The Danbury Mint Armada Chess Set.
The Danbury Mint Armada Chess Set offered here is a numbered, Limited Edition. The Armada chess set was issued by Danbury Mint, by subscription only in 1988 to commemorate the 400th anniversary of the defeat of the Spanish Armada. The chess set contains 32 Pewter portrait sculptures mounted atop octagonal Red and Blue enameled embellishments resting cushioned with gold-embossed blue and red leather base pads, gold-embossed with the names of the respective pieces and pawns. The opposing armies represent the 16th century Spanish court versus the Elizabethan court. The pawns are each modeled as different fighting galleons. The king stands 3,in. and the pawns are approximately 2 in.
The Danbury Mint Armada Chess Pieces are housed in a fitted presentation oak chessboard/box with the original certificate of authenticity, Serial Number 2418, and an accompanying historical booklet. The chessboard forms the lid of the presentation box and is reversible. The top of chess box lifts off to reveal separate storage compartments for each of the thirty-two chess pieces. The presentation chessboard/box measures 15-3/4″ x 15-3/4″ x 3″ tall and is solid oak. Also included with the Danbury Mint Armada Chess Set is the Armada Chess Set booklet, which details the history of the battle, a short history of each of the characters and galleons, and the role they played. The Danbury Mint Armada chess set is no longer manufactured. The chess set is complete and in like new condition.
A brief History of this Historic Sea Battle.
The Spanish Armada was a Spanish fleet of 130 ships that sailed from A Coruña in late May 1588, under the command of the Duke of Medina Sidonia, with the purpose of escorting an army from Flanders to invade England. The strategic aim was to overthrow Queen Elizabeth I and her establishment of Protestantism in England, with the expectation that this would put a stop to English interference in the Spanish Netherlands and to the harm caused to Spanish interests by English and Dutch privateering.

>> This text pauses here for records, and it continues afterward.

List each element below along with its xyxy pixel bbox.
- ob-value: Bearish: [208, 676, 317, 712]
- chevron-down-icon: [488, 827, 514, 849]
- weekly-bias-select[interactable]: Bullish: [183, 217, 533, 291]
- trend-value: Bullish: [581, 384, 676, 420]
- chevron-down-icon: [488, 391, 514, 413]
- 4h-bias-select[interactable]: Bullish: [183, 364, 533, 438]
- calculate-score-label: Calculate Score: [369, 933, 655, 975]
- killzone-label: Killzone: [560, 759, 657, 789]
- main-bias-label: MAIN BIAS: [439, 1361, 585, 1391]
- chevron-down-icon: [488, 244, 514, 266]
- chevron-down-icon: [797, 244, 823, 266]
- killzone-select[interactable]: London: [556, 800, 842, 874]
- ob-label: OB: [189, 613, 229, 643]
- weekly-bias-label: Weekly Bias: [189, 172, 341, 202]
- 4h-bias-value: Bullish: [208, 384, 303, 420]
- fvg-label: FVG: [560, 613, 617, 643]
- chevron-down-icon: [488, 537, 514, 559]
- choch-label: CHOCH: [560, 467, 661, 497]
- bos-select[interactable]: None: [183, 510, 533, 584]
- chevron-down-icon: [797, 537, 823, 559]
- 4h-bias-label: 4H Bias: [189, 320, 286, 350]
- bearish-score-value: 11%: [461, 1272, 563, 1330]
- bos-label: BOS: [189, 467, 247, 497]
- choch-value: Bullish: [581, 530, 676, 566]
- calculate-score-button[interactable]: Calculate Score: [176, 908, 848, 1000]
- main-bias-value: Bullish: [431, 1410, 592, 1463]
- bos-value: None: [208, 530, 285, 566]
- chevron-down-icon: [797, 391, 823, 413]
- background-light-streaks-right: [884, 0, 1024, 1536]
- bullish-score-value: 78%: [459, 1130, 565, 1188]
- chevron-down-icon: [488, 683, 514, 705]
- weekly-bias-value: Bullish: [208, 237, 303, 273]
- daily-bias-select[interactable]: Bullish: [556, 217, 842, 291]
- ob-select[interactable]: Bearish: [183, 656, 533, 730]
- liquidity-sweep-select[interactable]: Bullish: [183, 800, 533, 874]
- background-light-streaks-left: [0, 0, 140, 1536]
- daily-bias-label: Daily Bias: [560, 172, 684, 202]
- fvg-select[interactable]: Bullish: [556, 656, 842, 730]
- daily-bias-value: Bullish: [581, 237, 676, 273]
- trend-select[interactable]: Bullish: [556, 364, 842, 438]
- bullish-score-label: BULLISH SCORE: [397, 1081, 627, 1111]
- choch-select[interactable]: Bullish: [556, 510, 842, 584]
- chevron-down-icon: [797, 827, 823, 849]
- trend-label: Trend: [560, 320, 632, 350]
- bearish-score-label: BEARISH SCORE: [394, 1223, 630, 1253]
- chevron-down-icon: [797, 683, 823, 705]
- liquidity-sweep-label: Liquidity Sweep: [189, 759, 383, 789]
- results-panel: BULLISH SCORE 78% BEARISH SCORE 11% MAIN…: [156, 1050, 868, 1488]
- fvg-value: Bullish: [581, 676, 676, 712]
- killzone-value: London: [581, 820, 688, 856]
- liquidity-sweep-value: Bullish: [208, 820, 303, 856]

The Armada chose not to attack the English fleet at Plymouth, then failed to establish a temporary anchorage in the Solent, after one Spanish ship had been captured by Sir Francis Drake in the English Channel. The Armada finally dropped anchor off Calais. While awaiting communications from the Duke of Parma’s army, the Armada was scattered by an English fire-ship attack. In the ensuing Battle of Gravelines the Spanish fleet was damaged and forced to abandon its rendezvous with Parma’s army, who were blockaded in harbor by Dutch fly-boats. The Armada managed to regroup and, driven by southwest winds, withdrew north, with the English fleet harrying it up the east coast of England. The commander ordered a return to Spain, but the Armada was disrupted during severe storms in the North Atlantic and a large number of the vessels were wrecked on the coasts of Scotland and Ireland. Of the initial 130 ships over a third failed to return. As Martin and Parker explain, “Philip II attempted to invade England, but his plans miscarried, partly because of his own mismanagement, unfortunate weather, and partly because the opportunistic defensive naval efforts of the English and their Dutch allies (the use of ships set afire and sailed into the anchored Armada to create panic) prevailed.”
The expedition was the largest engagement of the undeclared Anglo-Spanish War (1585–1604). The following year, England organised a similar large-scale campaign against Spain, the English Armada or “counter-Armada of 1589”, which was also unsuccessful. A more detailed of the famous sea battle can be found here.
History of the Danbury Mint
The Danbury Mint was founded in Westport, Connecticut, by Ralph Glendinning and Ted Stanley in 1969, as a subsidiary of Glendinning Companies. Their first product was a series of medals commemorating the Apollo 11 moon landing. The Danbury Mint has since created many commemorative items—figurines, collector plates, dolls, die-cast cars, etc.—based on historical events and people.